The second-largest amount was damages to cultural assets, which were worth more than €3.1 billion. The damages to infrastructure—from streets to networks (energy, water, gas, etc.)—amounted to more than €2.7 billion. Then there were the damages to public buildings (€1.1 billion) and, finally, the damages to production activities, the agro-industrial system, and livestock, which totaled €454.2 million (with a clear spike in costs between the first estimate of €95.7 million, and the following total that added another €358.5 million).
The most important section (in order to gain Brussels’s support) were emergency spendings, which the dossier calculated to be €3.24 billion. This figure accounts for the costs of urgent accommodation and housing solutions, rescuers and workers involved in the devastated areas and, moreover, the costs of directly supporting and helping the affected population.
With yesterday’s dossier, Italy has proven to be the main recipient from the post-natural-disaster community fund.
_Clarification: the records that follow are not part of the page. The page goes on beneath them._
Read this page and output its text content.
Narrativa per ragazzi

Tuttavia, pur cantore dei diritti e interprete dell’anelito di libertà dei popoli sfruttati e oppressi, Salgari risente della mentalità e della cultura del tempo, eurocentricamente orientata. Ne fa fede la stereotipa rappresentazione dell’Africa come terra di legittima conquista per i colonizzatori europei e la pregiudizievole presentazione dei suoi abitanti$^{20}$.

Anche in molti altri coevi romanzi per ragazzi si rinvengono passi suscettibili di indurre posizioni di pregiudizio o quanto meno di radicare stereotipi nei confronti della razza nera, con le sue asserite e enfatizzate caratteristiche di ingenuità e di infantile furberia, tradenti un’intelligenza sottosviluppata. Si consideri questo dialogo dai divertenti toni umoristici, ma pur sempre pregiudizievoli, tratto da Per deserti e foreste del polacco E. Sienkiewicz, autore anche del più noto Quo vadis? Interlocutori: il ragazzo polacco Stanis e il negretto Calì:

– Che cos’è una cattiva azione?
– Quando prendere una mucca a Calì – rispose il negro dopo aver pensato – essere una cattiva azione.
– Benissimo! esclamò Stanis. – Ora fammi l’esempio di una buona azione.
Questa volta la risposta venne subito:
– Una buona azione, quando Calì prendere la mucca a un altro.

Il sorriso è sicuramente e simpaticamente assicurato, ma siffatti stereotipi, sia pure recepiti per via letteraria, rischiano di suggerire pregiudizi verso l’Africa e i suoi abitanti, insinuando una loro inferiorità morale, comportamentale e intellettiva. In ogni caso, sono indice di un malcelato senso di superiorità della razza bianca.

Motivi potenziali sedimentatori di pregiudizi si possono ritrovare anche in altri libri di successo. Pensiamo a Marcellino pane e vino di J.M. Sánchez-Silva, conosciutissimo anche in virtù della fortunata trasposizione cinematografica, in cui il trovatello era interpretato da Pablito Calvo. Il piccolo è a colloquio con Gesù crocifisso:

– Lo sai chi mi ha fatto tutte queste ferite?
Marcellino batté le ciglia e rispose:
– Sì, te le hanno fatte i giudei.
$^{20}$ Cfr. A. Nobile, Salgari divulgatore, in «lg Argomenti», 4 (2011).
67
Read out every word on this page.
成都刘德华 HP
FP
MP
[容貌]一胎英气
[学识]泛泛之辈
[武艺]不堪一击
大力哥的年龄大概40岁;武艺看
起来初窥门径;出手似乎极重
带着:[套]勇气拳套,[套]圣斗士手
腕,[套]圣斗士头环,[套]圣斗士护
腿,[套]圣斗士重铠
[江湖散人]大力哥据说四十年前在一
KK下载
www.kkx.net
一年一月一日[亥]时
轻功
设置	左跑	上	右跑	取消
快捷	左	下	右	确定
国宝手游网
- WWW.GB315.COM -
Italy currently has received the two largest contributions ever given to a country: one that Brussels issued after the 2009 earthquake in L’Aquila (€493.8 million received), and the other after the 2012 earthquake in Emilia Romagna (as well as Lombardy and Veneto), for €670.2 million (to compensate for €12.3 billion in damages).
With the Solidarity Fund’s last update, Italy is also the largest beneficiary overall: a total of €1.319 billion received between 2002 and today (Germany is in second place, with just over €1 billion, and the UK is in third with €222.6 million).
But with this last earthquake, the numbers are incomparably higher than any other disaster covered by the EU Fund. Now, the Commission must look at the numbers and decide how big of a check to write to Italy.
The wait shouldn’t be long: after the 2012 earthquake, Italy sent its dossier on July 27th and Brussels’s reply arrived on September 19th.